Morgan jutted out her lower lip. “Just one more egg?”

“No.”

Please?”

Morgan—”

“Come on, Pepper,” Tony interrupted, placing a hand on Pepper’s shoulder. “Morgan and Peter have been working on this all day.” He gestured at the mess of the kitchen. “And besides, is one more cracked egg going to make all that much a difference to this place?”

Pepper glowered at both Tony and Peter, who had only just poked his head out from behind again. “Don’t think this lets you guys off the hook. I’m going to have words with both of you, I promise.”

“And there will be words,” Tony said, nodding to both Pepper and Peter. “Right?”

“Definitely,” Peter said, bobbing his head. “No doubt.”

Pepper sighed and rolling up her sleeves, said, “Alright, Morgan, do you hear that? After this, we’re going to clean this place up, understand?”

To her credit, Morgan nodded her head with the same solemnity Tony and Peter displayed just a moment ago. “Got it, Mommy,” she said. “But egg first.”

Pepper cast Peter and Tony another wary look, but with another sigh, she—with obviously deliberate energy—set the egg in the claws.

And the machine spun, spun, spun…until—

Crack.

Maybe the machine had slowed down, or maybe the egg Pepper placed in the claw was heavier than the other eggs, or maybe the bowl had somehow magically shifted in the last thirty seconds, but whatever the reason, Pepper’s egg didn’t crack into the awaiting bowl.

The egg cracked onto the floor.

For a terrible, horrifying second, no one said a single word. Peter, at least, only heard the whirring of the still-rotating machine, the distant chirp of a bird outside, the gentle force of egg yolk slowly seeping through the cracks and crevices of the floor, and everyone else’s labored, shallow breaths at what the next few minutes might bring.

And then Morgan giggled.

A small, bright, cheery sound in the otherwise quiet of the kitchen broke the atmosphere almost instantaneously. Peter started laughing, and then Tony, and last but not least, Pepper, who pushed her hands up to her face—this time, not in exasperation (although there probably was a hint of that, too), but in total, unadulterated bafflement.

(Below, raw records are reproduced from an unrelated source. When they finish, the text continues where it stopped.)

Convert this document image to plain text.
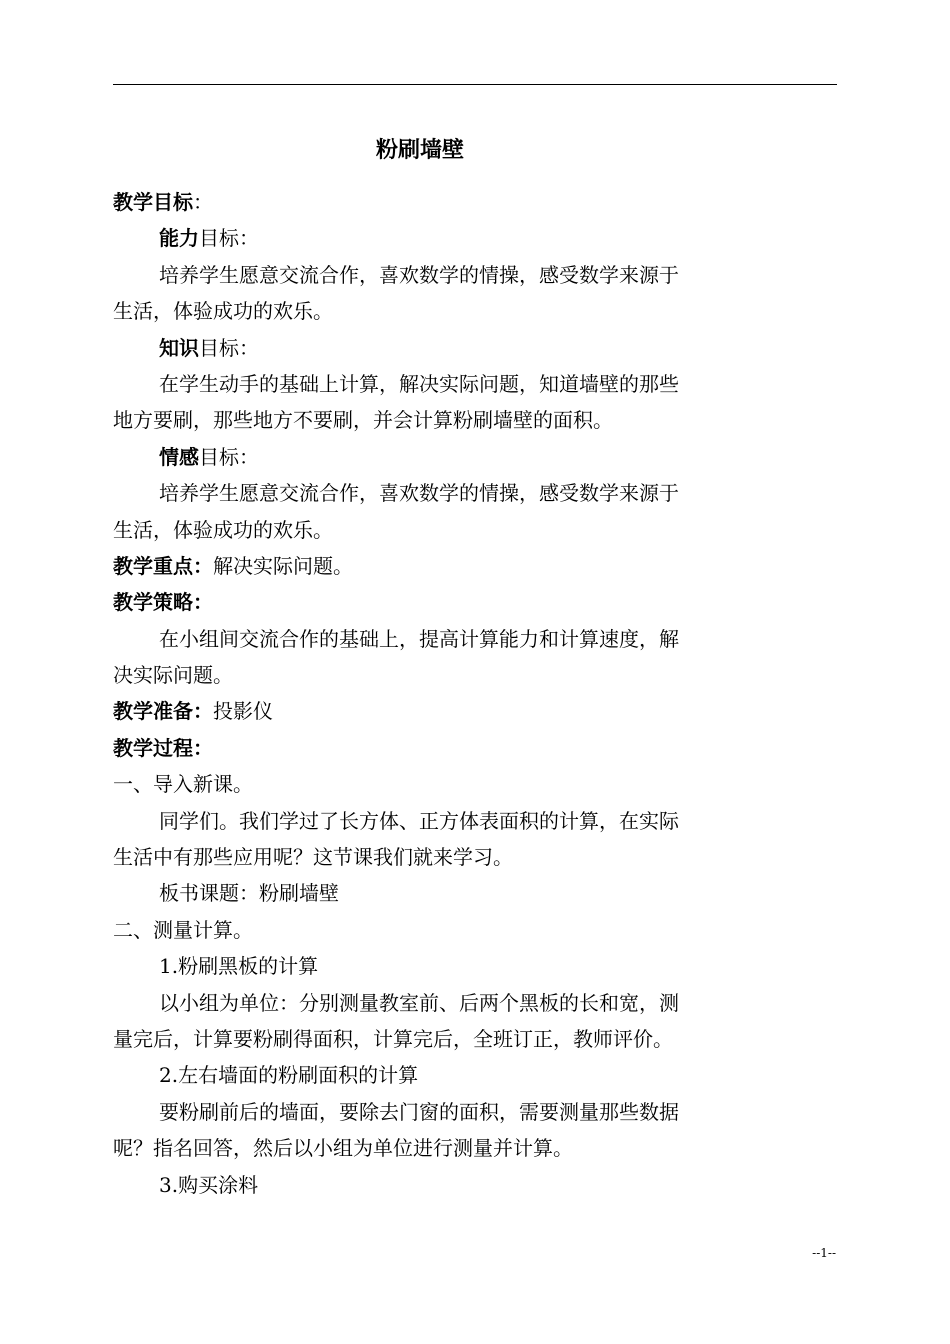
粉刷墙壁
教学目标：
能力目标：
培养学生愿意交流合作，喜欢数学的情操，感受数学来源于
生活，体验成功的欢乐。
知识目标：
在学生动手的基础上计算，解决实际问题，知道墙壁的那些
地方要刷，那些地方不要刷，并会计算粉刷墙壁的面积。
情感目标：
培养学生愿意交流合作，喜欢数学的情操，感受数学来源于
生活，体验成功的欢乐。
教学重点：解决实际问题。
教学策略：
在小组间交流合作的基础上，提高计算能力和计算速度，解
决实际问题。
教学准备：投影仪
教学过程：
一、导入新课。
同学们。我们学过了长方体、正方体表面积的计算，在实际
生活中有那些应用呢？这节课我们就来学习。
板书课题：粉刷墙壁
二、测量计算。
1.粉刷黑板的计算
以小组为单位：分别测量教室前、后两个黑板的长和宽，测
量完后，计算要粉刷得面积，计算完后，全班订正，教师评价。
2.左右墙面的粉刷面积的计算
要粉刷前后的墙面，要除去门窗的面积，需要测量那些数据
呢？指名回答，然后以小组为单位进行测量并计算。
3.购买涂料
--1--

“I swear—” Pepper gasped in between giggles, “You three—” She shook her head and ruffling Morgan’s curls, she said, “I guess you three weren’t really built for bringing things to bake sales, huh?”

“To be fair, you can’t stand the bake sale moms, either,” Tony pointed out.

“True,” Pepper admitted. She took a closer look at the rotating machine. Her face softened. “Wow,” she only said. She ruffled Morgan’s curls again. “Wow, wow, wow.” Morgan beamed back up at her mother, clearly pleased with the sudden praise.

Then, turning to Peter and Tony, Pepper added, “Next time, though, please don’t mess up the house, okay?”

Both Tony and Peter nodded, even though the little nudge Tony gave Peter told the boy that they both knew that technically, Peter had kind of accidentally started the whole thing. But Pepper didn’t really have to know that, and judging by Tony’s silence, Tony wasn’t going to give anything away, either.

“Alright,” Pepper said, dropping her hand from Morgan’s head. “Peter, you know where the cleaning supplies are, right?”

“Right,” Peter nodded.

“And Tony…”

“Taking one egg-throwing machine safely out of the kitchen,” Tony said, quickly picking up the machine.

“And Morgan…”

“Helping Mommy with the groceries,” Morgan said, hoping down from the stool.

“Good.” Pepper placed her hands on her hips. “Get to work, you three.”